Часть 8. Финал: Свет в конце

Прошла неделя. Я уволилась из поликлиники. Заведующая плакала, но понимала. Я подарила отделению новые процедурные кресла — удобные, современные. Это было приятно — видеть, как меняется то место, где я отдала столько лет.

Родственники пытались звонить еще пару дней. Угрожали, плакали, давили на жалость. Я просто сменила номер. Виталик, говорят, написал гадости про меня в городских пабликах, но люди в комментариях его высмеяли — город маленький, многие знали, как я жила и как они мне «помогали».

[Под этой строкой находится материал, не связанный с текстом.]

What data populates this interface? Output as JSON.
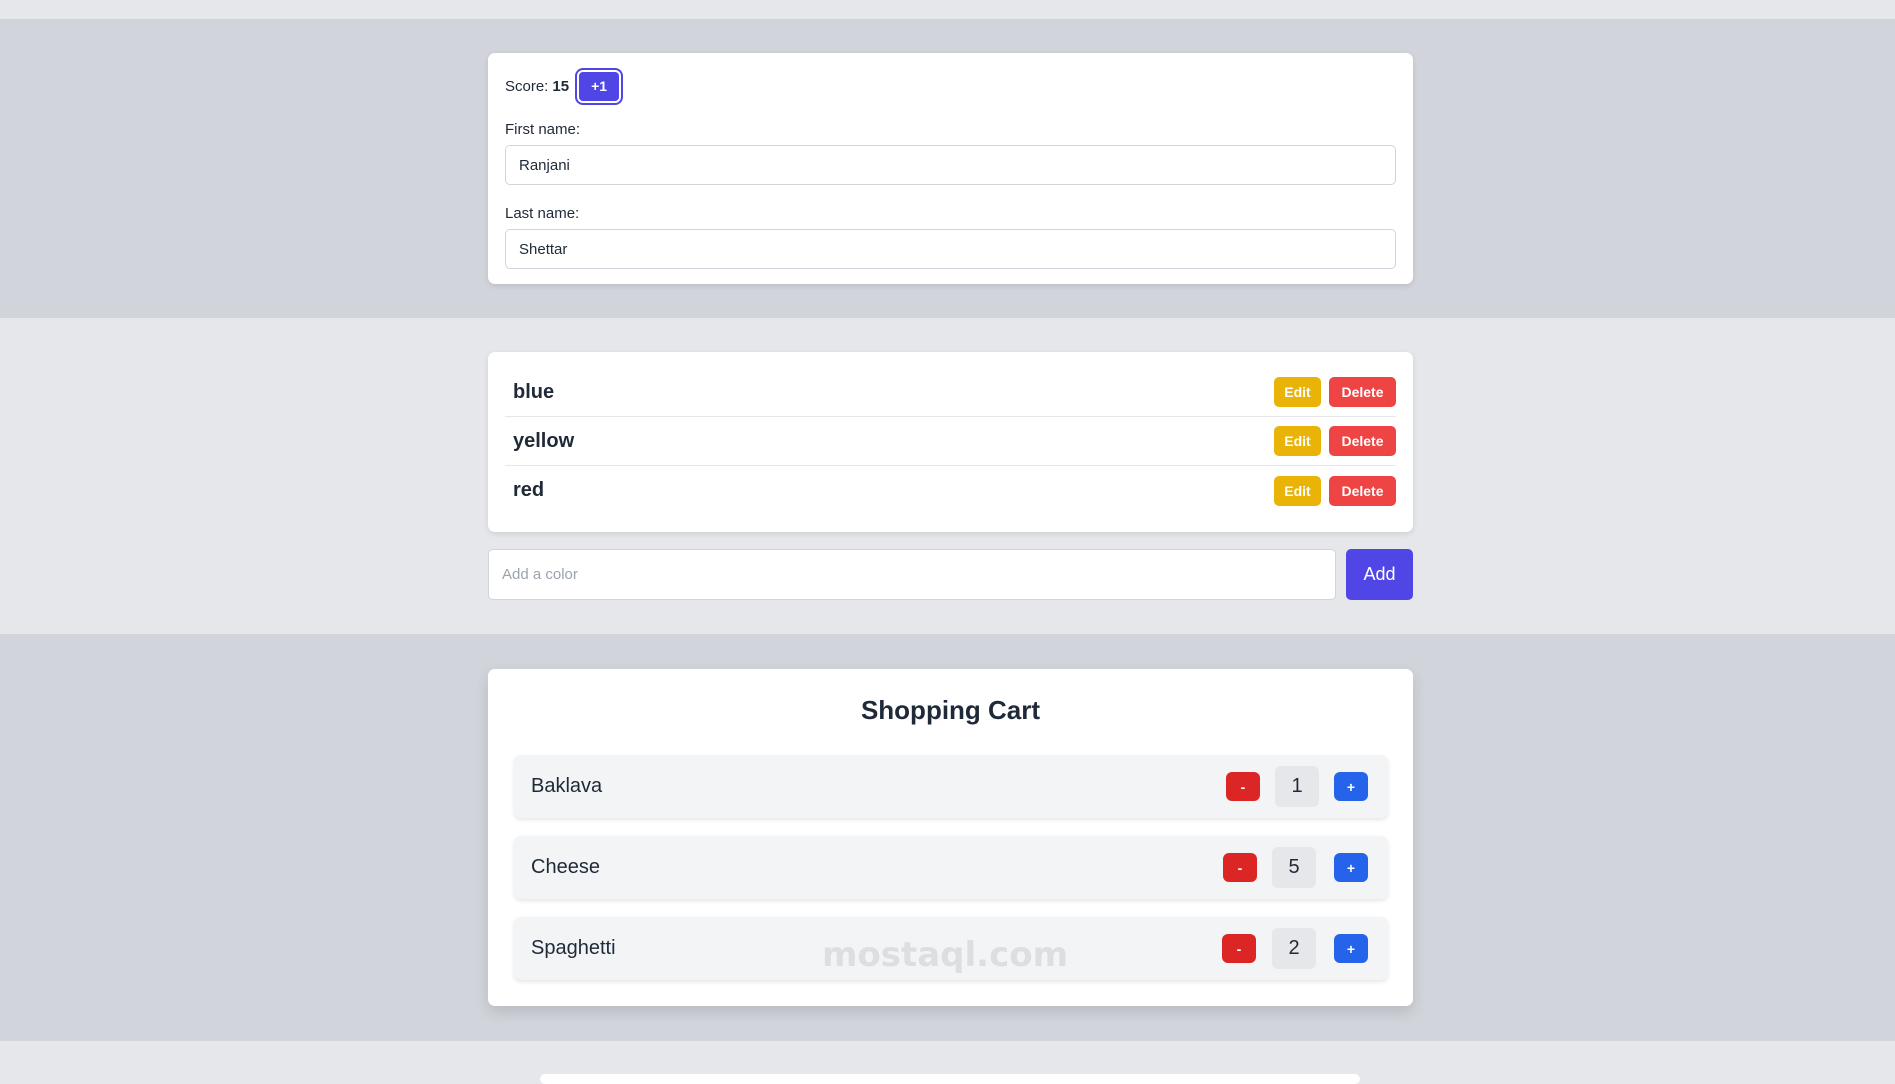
{
  "profile": {
    "score_label": "Score:",
    "score_value": "15",
    "increment_label": "+1",
    "first_name_label": "First name:",
    "first_name_value": "Ranjani",
    "last_name_label": "Last name:",
    "last_name_value": "Shettar"
  },
  "colors": {
    "items": [
      {
        "name": "blue",
        "edit_label": "Edit",
        "delete_label": "Delete"
      },
      {
        "name": "yellow",
        "edit_label": "Edit",
        "delete_label": "Delete"
      },
      {
        "name": "red",
        "edit_label": "Edit",
        "delete_label": "Delete"
      }
    ],
    "input_placeholder": "Add a color",
    "add_label": "Add"
  },
  "cart": {
    "title": "Shopping Cart",
    "items": [
      {
        "name": "Baklava",
        "minus_label": "-",
        "quantity": "1",
        "plus_label": "+"
      },
      {
        "name": "Cheese",
        "minus_label": "-",
        "quantity": "5",
        "plus_label": "+"
      },
      {
        "name": "Spaghetti",
        "minus_label": "-",
        "quantity": "2",
        "plus_label": "+"
      }
    ]
  },
  "watermark": "mostaql.com",
  "theme": {
    "primary": "#4f46e5",
    "edit": "#eab308",
    "delete": "#ef4444",
    "minus": "#dc2626",
    "plus": "#2563eb"
  }
}
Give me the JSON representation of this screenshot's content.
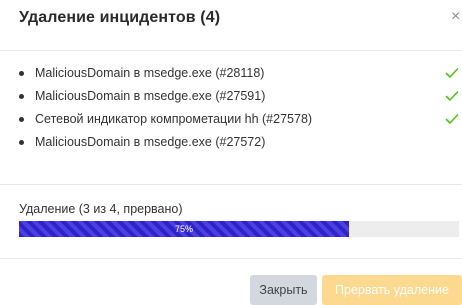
{
  "dialog": {
    "title": "Удаление инцидентов (4)",
    "close_symbol": "×"
  },
  "items": [
    {
      "text": "MaliciousDomain в msedge.exe (#28118)",
      "status": "done",
      "icon": "check-icon"
    },
    {
      "text": "MaliciousDomain в msedge.exe (#27591)",
      "status": "done",
      "icon": "check-icon"
    },
    {
      "text": "Сетевой индикатор компрометации hh (#27578)",
      "status": "done",
      "icon": "check-icon"
    },
    {
      "text": "MaliciousDomain в msedge.exe (#27572)",
      "status": "pending"
    }
  ],
  "progress": {
    "label": "Удаление (3 из 4, прервано)",
    "percent_text": "75%",
    "value": 0.75
  },
  "buttons": {
    "close_label": "Закрыть",
    "abort_label": "Прервать удаление"
  },
  "colors": {
    "progress_fill": "#3a2fd6",
    "check": "#52c41a",
    "abort_button": "#fdd88f",
    "close_button": "#d3d7de"
  }
}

Мы сидим с Людой в аэропорту. На табло горит надпись: «Сочи». Мы решили начать с малого. Море. Я не видела моря двадцать лет. Люда не видела его никогда. — Вер, а тебе не жалко? — вдруг спросила Люда, глядя на взлетную полосу. — Ну, тех денег, что в фонд отдала? Могла бы еще одну квартиру купить. — Не жалко, Люд. Вообще не жалко. Знаешь, мне кажется, я не деньги отдала. Я откупилась. Я заплатила выкуп за свою новую жизнь. И это лучшая сделка, которую я когда-либо совершала.

Я достала телефон. На заставке больше не стояла грустная картинка с осенью. Там была фотография нас с Людой — растрепанных, уставших, но смеющихся после той ночной уборки. В кармане завибрировало сообщение. От банка. «Операция прошла успешно. Спасибо за вашу помощь фонду». А следом еще одно. Незнакомый номер. «Вера Павловна, это директор дома престарелых. Мы получили перевод. Мы не знаем, как вас благодарить. Мы купим новые кровати и лекарства. Вы спасли стольких людей. Храни вас Бог».

Я улыбнулась. Вот она — моя семья. Те, кому я нужна. Те, кому я помогла не потому, что должна, а потому что могла. — Объявлена посадка, — сказал механический голос. — Пойдем, Вер? — Люда подхватила сумку. — Пойдем. В новую жизнь.

Я шагнула к гейту, не оглядываясь. За спиной остались долги, обиды, лицемерная родня и серая жизнь. Впереди было море. И я точно знала: оно будет теплым.